Over the course of the summer, we learned together that we were not actually that different after all. I still had experiences of the divine and convictions about love and forgiveness that other students shared. Other students shared many of my doubts and questions about life and God. We came from diverse theological backgrounds, and all of us were learning to care spiritually for people with whom we often disagreed. The veil between Christian and Agnostic was thinner than I had thought. By the end of the summer, I felt fully embraced and fully a part of this spiritual (and predominantly Christian) community. I no longer felt like the odd one out among my peers.

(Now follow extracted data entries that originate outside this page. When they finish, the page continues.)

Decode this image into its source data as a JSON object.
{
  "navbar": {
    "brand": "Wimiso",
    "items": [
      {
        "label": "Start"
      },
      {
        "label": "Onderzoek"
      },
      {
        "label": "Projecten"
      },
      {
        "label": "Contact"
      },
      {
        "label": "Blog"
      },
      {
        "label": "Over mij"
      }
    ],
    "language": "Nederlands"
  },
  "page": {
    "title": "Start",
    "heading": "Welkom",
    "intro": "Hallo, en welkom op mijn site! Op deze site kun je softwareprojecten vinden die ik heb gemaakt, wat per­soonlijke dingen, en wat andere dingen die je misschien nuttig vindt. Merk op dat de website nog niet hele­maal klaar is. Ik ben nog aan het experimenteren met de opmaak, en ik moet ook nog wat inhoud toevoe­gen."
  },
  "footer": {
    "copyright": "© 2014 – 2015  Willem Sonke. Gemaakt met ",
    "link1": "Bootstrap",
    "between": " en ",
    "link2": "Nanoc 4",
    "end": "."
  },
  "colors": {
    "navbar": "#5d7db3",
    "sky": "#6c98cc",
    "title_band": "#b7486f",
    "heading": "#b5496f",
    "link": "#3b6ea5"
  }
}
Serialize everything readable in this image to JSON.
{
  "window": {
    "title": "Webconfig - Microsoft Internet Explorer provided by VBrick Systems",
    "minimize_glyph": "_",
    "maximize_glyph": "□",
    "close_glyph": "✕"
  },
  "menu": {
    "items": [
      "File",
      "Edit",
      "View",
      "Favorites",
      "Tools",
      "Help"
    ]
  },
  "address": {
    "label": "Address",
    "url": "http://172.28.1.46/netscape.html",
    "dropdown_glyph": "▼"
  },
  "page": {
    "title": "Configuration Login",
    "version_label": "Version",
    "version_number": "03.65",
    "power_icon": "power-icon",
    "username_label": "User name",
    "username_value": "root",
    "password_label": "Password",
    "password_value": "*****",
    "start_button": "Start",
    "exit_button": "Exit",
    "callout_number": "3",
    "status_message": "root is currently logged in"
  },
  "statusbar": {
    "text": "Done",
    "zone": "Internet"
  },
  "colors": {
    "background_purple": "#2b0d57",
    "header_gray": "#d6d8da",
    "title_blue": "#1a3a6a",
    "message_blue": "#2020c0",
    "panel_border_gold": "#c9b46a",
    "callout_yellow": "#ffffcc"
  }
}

I was both encouraged and challenged spiritually by my peers and supervisor. One day after a small group meeting, some of my peers sought me out and told me that they would like to hear more about my questions and beliefs about God. It was so encouraging to feel their genuine interest in understanding my perspective for its own sake. They weren’t trying to correct my beliefs or answer my questions, just understand them. This truly showed respect for my personhood, and gave me greater confidence in the value of my own spirituality. When I did share more with the group about my questions and beliefs, my supervisor and peers also asked insightful questions that challenged me. Two of their insights stuck with me. First, they noticed a duality in my presentation between my mind and my heart. My mind had many reasons for why my Christian beliefs no longer made sense, but my heart still longed for God. They encouraged me to fully value my heart, for a fully formed faith integrates both mind and heart. Second, they noticed that many of my questions about God (particularly theodicy questions) pertained to a very Western, patriarchal view of God. They opened my imagination to other possibilities of how God might relate to the world that were not so susceptible to the holes in theodicy. I am still wrestling with both of these insights, and am thankful for how they have allowed me to grow spiritually.
While wrestling with my faith within this spiritual community, I was also working as a chaplain. I was assigned to the Child & Adolescent inpatient unit, which means that I worked with children and teens who needed, on average, a week of hospital care before it was safe for them to return to daily life. On this unit, about a third of the patients were Christian, about a third were Agnostic, and about a third were Atheist. With the support of my community, I found I was learning to minister well to all of these groups. My own spiritual journey through doubt was a great asset in ministering to patients who had doubts and questions of their own. Without having worked through my own anxiety about doubt and faith, I would not have been able to simply be present with those patients, without needing to give answers. At the same time, I was still able to care for and identify with Christian patients. At the beginning of the summer, I had serious questions about whether I could minister to people as an Agnostic, but by the end, I felt great confirmation in continuing to pursue ministry.
I am extremely grateful for my CPE experience this summer at Pine Rest. Feeling fully embraced by a spiritual (and predominantly Christian) community has given me the healing and strength I needed to begin reclaiming my spiritual integrity in many other areas of my life (such as writing this piece to be read by my seminary community). It has also challenged and encouraged me spiritually. Finally, CPE confirmed my call to minister spiritually to others, despite (and even because) of this turbulent portion of my own journey.